Some think that private valuation is like throwing darts at a dartboard. That couldn’t be further from the truth, said Craig Lewis, a Vanderbilt University finance professor who previously served as chief economist at the U.S. Securities and Exchange Commission. He joined a couple of dozen other experts to discuss the elaborate procedures used to value private assets in a Thursday morning roundtable sponsored by the Wall Street industry association Sifma.
Private-fund managers get updates from the businesses and properties they own. Third-party data services help compare those holdings to others in the same industry. Auditors test the fund company’s work. In the last decade, private managers have gone from valuing portfolios quarterly to valuing them monthly and even daily.
A few trends are driving these pricing improvements, said Cindy Ma, who runs portfolio valuation services at the investment banking firm Houlihan Lokey. Instead of waiting for a private-equity fund to wind down, big investors now sometimes trade their piece of a fund to another big investor. Funds are also borrowing to leverage returns or raise cash, and lenders want to know what a portfolio is worth.
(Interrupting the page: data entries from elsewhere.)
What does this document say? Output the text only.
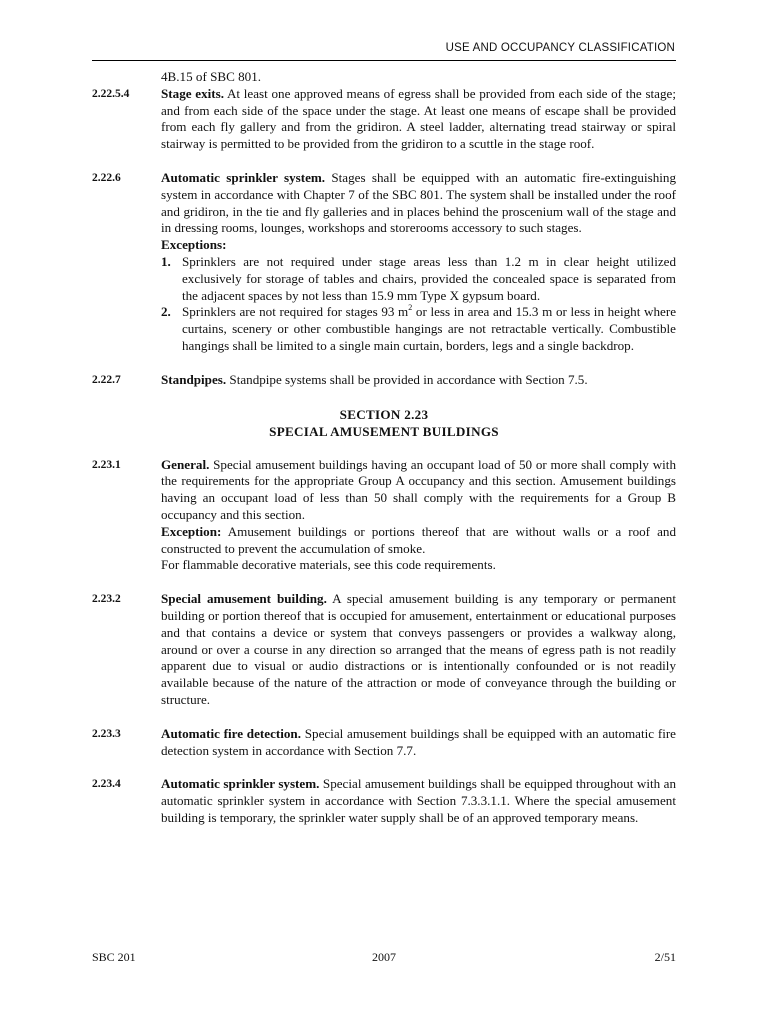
USE AND OCCUPANCY CLASSIFICATION
4B.15 of SBC 801.
2.22.5.4	Stage exits. At least one approved means of egress shall be provided from each side of the stage; and from each side of the space under the stage. At least one means of escape shall be provided from each fly gallery and from the gridiron. A steel ladder, alternating tread stairway or spiral stairway is permitted to be provided from the gridiron to a scuttle in the stage roof.

2.22.6	Automatic sprinkler system. Stages shall be equipped with an automatic fire-extinguishing system in accordance with Chapter 7 of the SBC 801. The system shall be installed under the roof and gridiron, in the tie and fly galleries and in places behind the proscenium wall of the stage and in dressing rooms, lounges, workshops and storerooms accessory to such stages.

Exceptions:

1. Sprinklers are not required under stage areas less than 1.2 m in clear height utilized exclusively for storage of tables and chairs, provided the concealed space is separated from the adjacent spaces by not less than 15.9 mm Type X gypsum board.
2. Sprinklers are not required for stages 93 $m^2$ or less in area and 15.3 m or less in height where curtains, scenery or other combustible hangings are not retractable vertically. Combustible hangings shall be limited to a single main curtain, borders, legs and a single backdrop.
2.22.7	Standpipes. Standpipe systems shall be provided in accordance with Section 7.5.

SECTION 2.23
SPECIAL AMUSEMENT BUILDINGS
2.23.1	General. Special amusement buildings having an occupant load of 50 or more shall comply with the requirements for the appropriate Group A occupancy and this section. Amusement buildings having an occupant load of less than 50 shall comply with the requirements for a Group B occupancy and this section.

Exception: Amusement buildings or portions thereof that are without walls or a roof and constructed to prevent the accumulation of smoke.

For flammable decorative materials, see this code requirements.

2.23.2	Special amusement building. A special amusement building is any temporary or permanent building or portion thereof that is occupied for amusement, entertainment or educational purposes and that contains a device or system that conveys passengers or provides a walkway along, around or over a course in any direction so arranged that the means of egress path is not readily apparent due to visual or audio distractions or is intentionally confounded or is not readily available because of the nature of the attraction or mode of conveyance through the building or structure.

2.23.3	Automatic fire detection. Special amusement buildings shall be equipped with an automatic fire detection system in accordance with Section 7.7.

2.23.4	Automatic sprinkler system. Special amusement buildings shall be equipped throughout with an automatic sprinkler system in accordance with Section 7.3.3.1.1. Where the special amusement building is temporary, the sprinkler water supply shall be of an approved temporary means.

SBC 201	2007	2/51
Daily values of real estate portfolios have been calculated for the past 20 years at asset manager PGIM, said Sara Shean, who runs its defined contribution retirement fund business.
The valuation estimates for private assets are going to be less precise than for stocks and bonds because there is less information available, said Vanderbilt’s Lewis. But public market values aren’t certain either, he noted. Fixed-income funds can arrive at different conclusions about the same publicly traded bond. Stock analysts vary in their price targets.
For retirement savers, worries about the pricing of private holdings would be mitigated by several things. The vehicles where private assets show up will likely be target-date funds with longtime horizons before their investors cash out. Private assets will be a small percentage of a professionally managed portfolio, with plenty of other liquid assets available when retirees need to cash out.
Government regulators don’t want 85-year-olds to be asked to put everything into fourth-tier private investments that everyone else has passed on, SEC Commissioner Mark Uyeda told the roundtable.
“That’s not what we’re talking about, and we have regulations to guard against that,” he said.